Writing a description of a single object is always a good exercise. If you add another thing, write about two objects, you can compare and contrast them. Add a third and you have a set and the possibilities multiply. The set is often more interesting than the objects contained in the set.
Sets go beyond mathematics. They are they ways we organize our lives. Two objects are interesting—three is a collection. Look around you: the things that you use and value are often found in groups of at least three. My desk contains no fewer than ten manual writing implements at any one time. Observing that alone would give you a clue that I may be a writer.
Here’s my example:
Above my office bookshelf I have a selection of science fiction pulp magazines. I’ve had each carefully prepared and framed with museum-quality mounting. The entire issue is carefully preserved—not just the cover. They are also primarily Volume 1, Number 1 issues (accept for the three issues of Astounding carrying the serialization of Robert A. Heinlein’s “Double Star”).

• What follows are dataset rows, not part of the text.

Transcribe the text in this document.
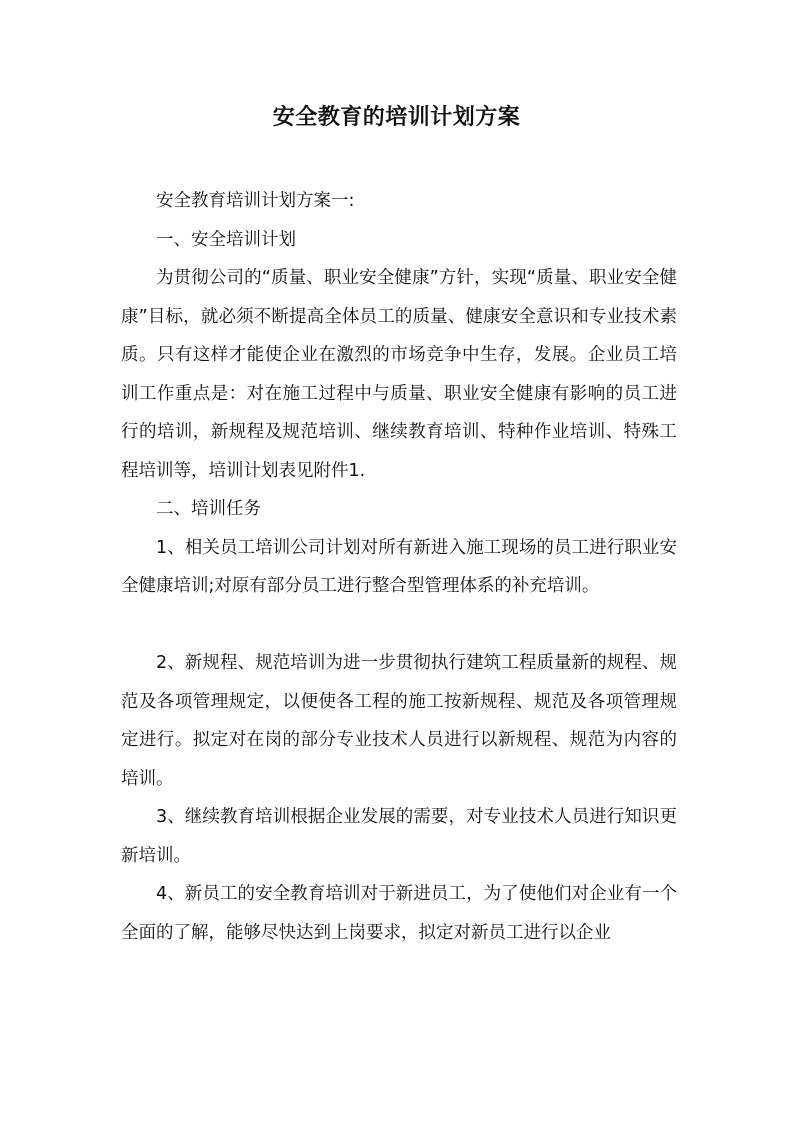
安全教育的培训计划方案

安全教育培训计划方案一:

一、安全培训计划

为贯彻公司的“质量、职业安全健康”方针，实现“质量、职业安全健康”目标，就必须不断提高全体员工的质量、健康安全意识和专业技术素质。只有这样才能使企业在激烈的市场竞争中生存，发展。企业员工培训工作重点是：对在施工过程中与质量、职业安全健康有影响的员工进行的培训，新规程及规范培训、继续教育培训、特种作业培训、特殊工程培训等，培训计划表见附件1.

二、培训任务

1、相关员工培训公司计划对所有新进入施工现场的员工进行职业安全健康培训;对原有部分员工进行整合型管理体系的补充培训。

2、新规程、规范培训为进一步贯彻执行建筑工程质量新的规程、规范及各项管理规定，以便使各工程的施工按新规程、规范及各项管理规定进行。拟定对在岗的部分专业技术人员进行以新规程、规范为内容的培训。

3、继续教育培训根据企业发展的需要，对专业技术人员进行知识更新培训。

4、新员工的安全教育培训对于新进员工，为了使他们对企业有一个全面的了解，能够尽快达到上岗要求，拟定对新员工进行以企业
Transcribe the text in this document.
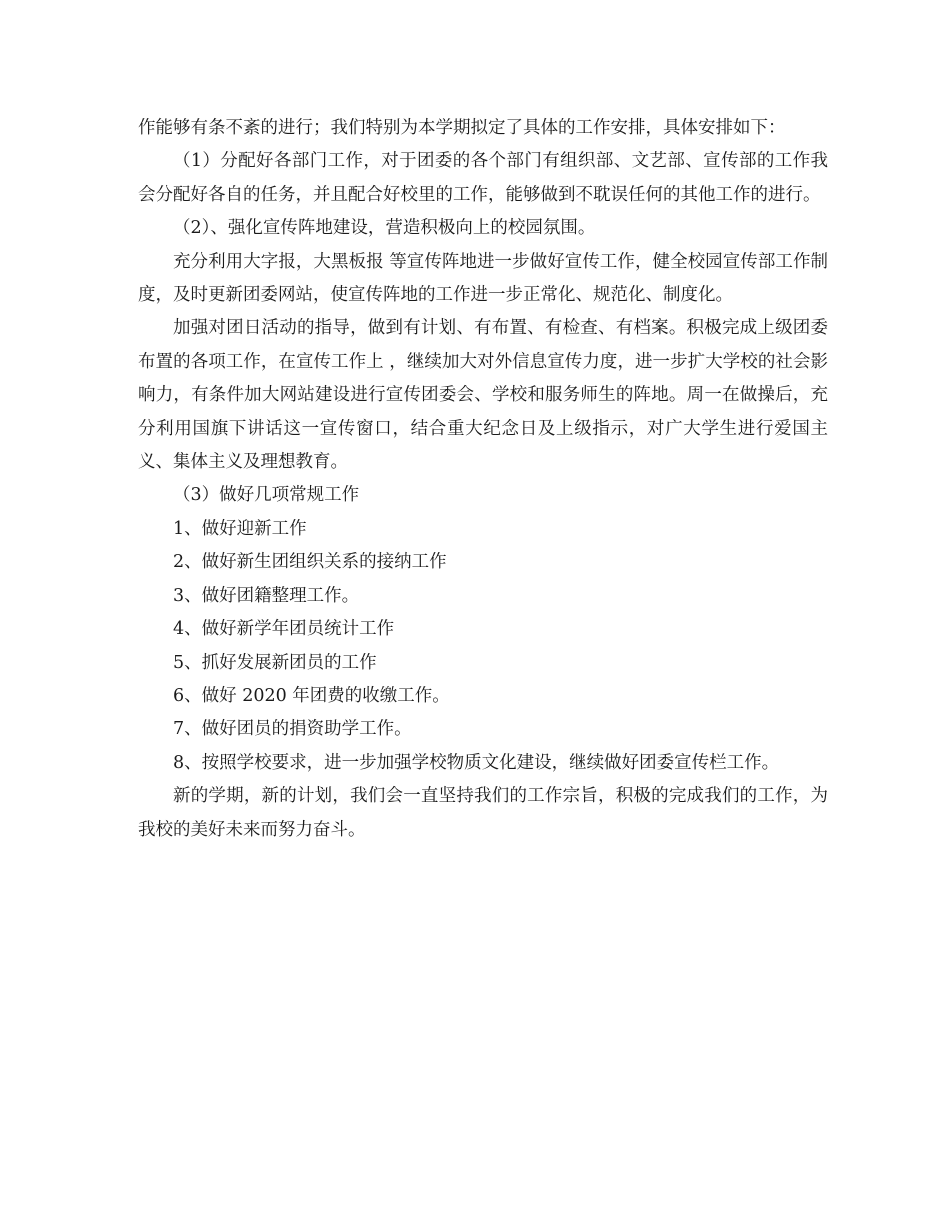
作能够有条不紊的进行；我们特别为本学期拟定了具体的工作安排，具体安排如下：

（1）分配好各部门工作，对于团委的各个部门有组织部、文艺部、宣传部的工作我会分配好各自的任务，并且配合好校里的工作，能够做到不耽误任何的其他工作的进行。

（2）、强化宣传阵地建设，营造积极向上的校园氛围。

充分利用大字报，大黑板报 等宣传阵地进一步做好宣传工作，健全校园宣传部工作制度，及时更新团委网站，使宣传阵地的工作进一步正常化、规范化、制度化。

加强对团日活动的指导，做到有计划、有布置、有检查、有档案。积极完成上级团委布置的各项工作，在宣传工作上 ，继续加大对外信息宣传力度，进一步扩大学校的社会影响力，有条件加大网站建设进行宣传团委会、学校和服务师生的阵地。周一在做操后，充分利用国旗下讲话这一宣传窗口，结合重大纪念日及上级指示，对广大学生进行爱国主义、集体主义及理想教育。

（3）做好几项常规工作

1、做好迎新工作

2、做好新生团组织关系的接纳工作

3、做好团籍整理工作。

4、做好新学年团员统计工作

5、抓好发展新团员的工作

6、做好 2020 年团费的收缴工作。

7、做好团员的捐资助学工作。

8、按照学校要求，进一步加强学校物质文化建设，继续做好团委宣传栏工作。

新的学期，新的计划，我们会一直坚持我们的工作宗旨，积极的完成我们的工作，为我校的美好未来而努力奋斗。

One of my favorites is a single frame holding three small format magazines, each v.1, no.1. They are a set: Vanguard, Venture, Vortex.
Their covers are endlessly fascinating. Vanguard shows the tail of a blasting rocket in space where an unlucky astronaut has fallen into the fiery exhaust. Venture’s cover has a powerful, bare-chested caged man in the background. He appears dominated by the strong, redheaded women in the foreground. Her breasts are covered by metallic cones and she wears a sheer top. It is clear that she is in charge, but of what? Vortex displays either a giant microscope focused on a man and a women fallen upon the slide surface, or is it a miniature couple, reduced in some mysterious way?

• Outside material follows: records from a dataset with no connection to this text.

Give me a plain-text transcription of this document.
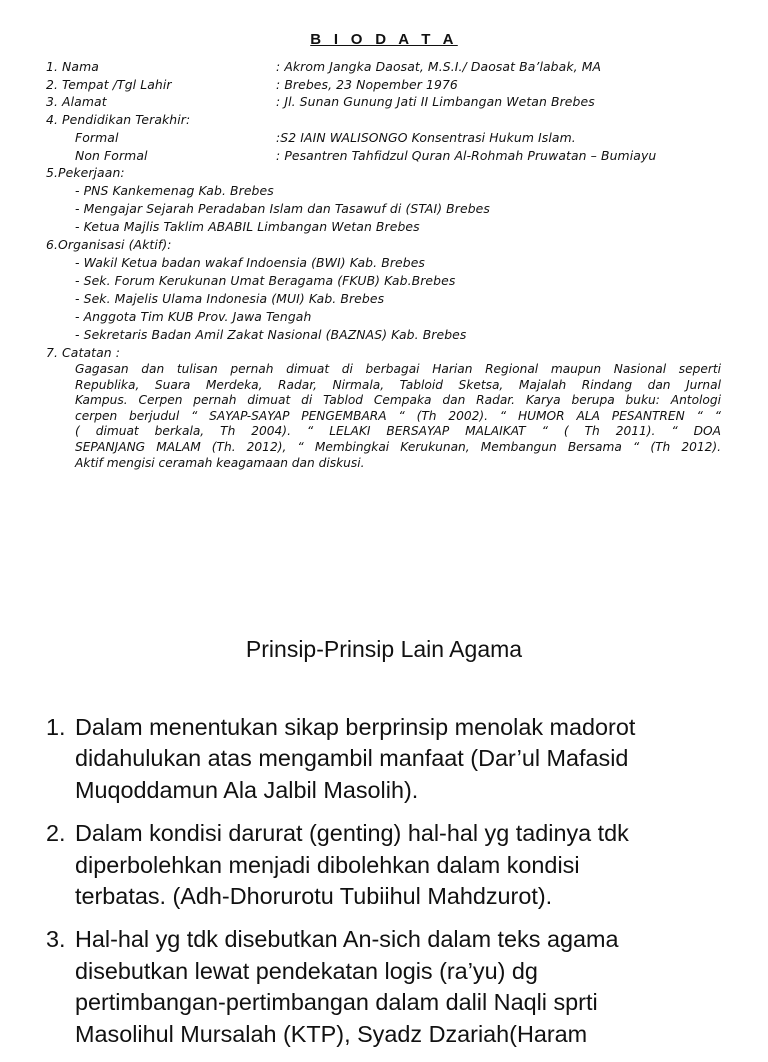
B I O D A T A
1. Nama	: Akrom Jangka Daosat, M.S.I./ Daosat Ba’labak, MA
2. Tempat /Tgl Lahir	: Brebes, 23 Nopember 1976
3. Alamat	: Jl. Sunan Gunung Jati II Limbangan Wetan Brebes
4. Pendidikan Terakhir:
Formal	:S2 IAIN WALISONGO Konsentrasi Hukum Islam.
Non Formal	: Pesantren Tahfidzul Quran Al-Rohmah Pruwatan – Bumiayu
5.Pekerjaan:
- PNS Kankemenag Kab. Brebes
- Mengajar Sejarah Peradaban Islam dan Tasawuf di (STAI) Brebes
- Ketua Majlis Taklim ABABIL Limbangan Wetan Brebes
6.Organisasi (Aktif):
- Wakil Ketua badan wakaf Indoensia (BWI) Kab. Brebes
- Sek. Forum Kerukunan Umat Beragama (FKUB) Kab.Brebes
- Sek. Majelis Ulama Indonesia (MUI) Kab. Brebes
- Anggota Tim KUB Prov. Jawa Tengah
- Sekretaris Badan Amil Zakat Nasional (BAZNAS) Kab. Brebes
7. Catatan :
Gagasan dan tulisan pernah dimuat di berbagai Harian Regional maupun Nasional seperti
Republika, Suara Merdeka, Radar, Nirmala, Tabloid Sketsa, Majalah Rindang dan Jurnal
Kampus. Cerpen pernah dimuat di Tablod Cempaka dan Radar. Karya berupa buku: Antologi
cerpen berjudul “ SAYAP-SAYAP PENGEMBARA “ (Th 2002). “ HUMOR ALA PESANTREN “ “
( dimuat berkala, Th 2004). “ LELAKI BERSAYAP MALAIKAT “ ( Th 2011). “ DOA
SEPANJANG MALAM (Th. 2012), “ Membingkai Kerukunan, Membangun Bersama “ (Th 2012).
Aktif mengisi ceramah keagamaan dan diskusi.
Prinsip-Prinsip Lain Agama
1. Dalam menentukan sikap berprinsip menolak madorot
didahulukan atas mengambil manfaat (Dar’ul Mafasid
Muqoddamun Ala Jalbil Masolih).
2. Dalam kondisi darurat (genting) hal-hal yg tadinya tdk
diperbolehkan menjadi dibolehkan dalam kondisi
terbatas. (Adh-Dhorurotu Tubiihul Mahdzurot).
3. Hal-hal yg tdk disebutkan An-sich dalam teks agama
disebutkan lewat pendekatan logis (ra’yu) dg
pertimbangan-pertimbangan dalam dalil Naqli sprti
Masolihul Mursalah (KTP), Syadz Dzariah(Haram
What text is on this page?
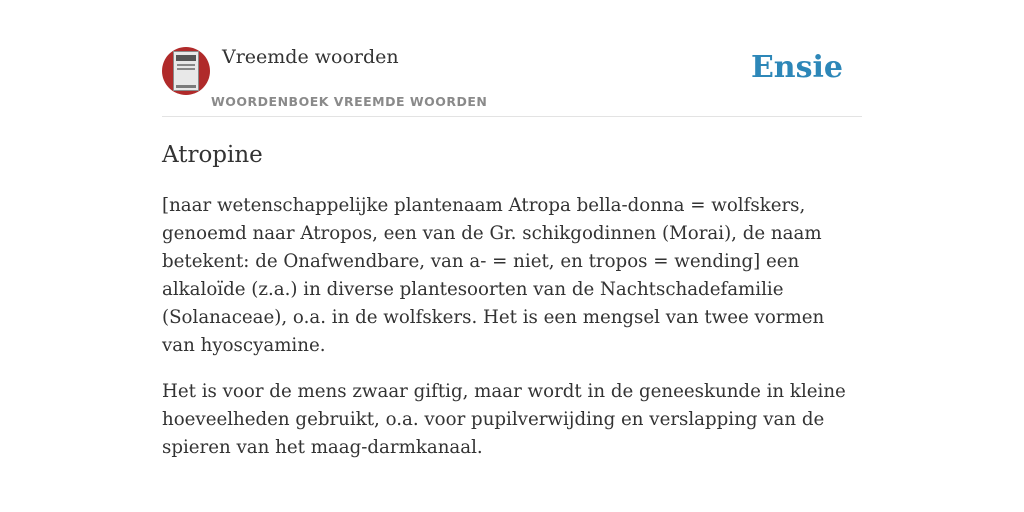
Vreemde woorden
WOORDENBOEK VREEMDE WOORDEN
Ensie
Atropine

[naar wetenschappelijke plantenaam Atropa bella-donna = wolfskers, genoemd naar Atropos, een van de Gr. schikgodinnen (Morai), de naam betekent: de Onafwendbare, van a- = niet, en tropos = wending] een alkaloïde (z.a.) in diverse plantesoorten van de Nachtschadefamilie (Solanaceae), o.a. in de wolfskers. Het is een mengsel van twee vormen van hyoscyamine.

Het is voor de mens zwaar giftig, maar wordt in de geneeskunde in kleine hoeveelheden gebruikt, o.a. voor pupilverwijding en verslapping van de spieren van het maag-darmkanaal.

Each cover promises a story, action, and exotic adventure. I’ve learned that most of these magazines, called, “pulps” because of the poor quality paper used in their printing, also have equally poor writing, but not all do. Within their covers the greats of the golden era learned their trade and built a powerful genre. The stories, good or bad, were wrapped in glorious, lurid covers. There’s a promise in these covers. And that’s why I display them in the room where I write, where I work.
For today’s assignment, take three like objects, even if they are very little alike, and write about them. You can spend some time, but not much, describing them. Your task with this assignment is to talk about them as a whole, a set. What does the set itself evoke? What does combining these objects unlock, allow you to think and then write about?
It shouldn’t take you long to look at your surroundings, find three like objects and begin writing about them as a single thing.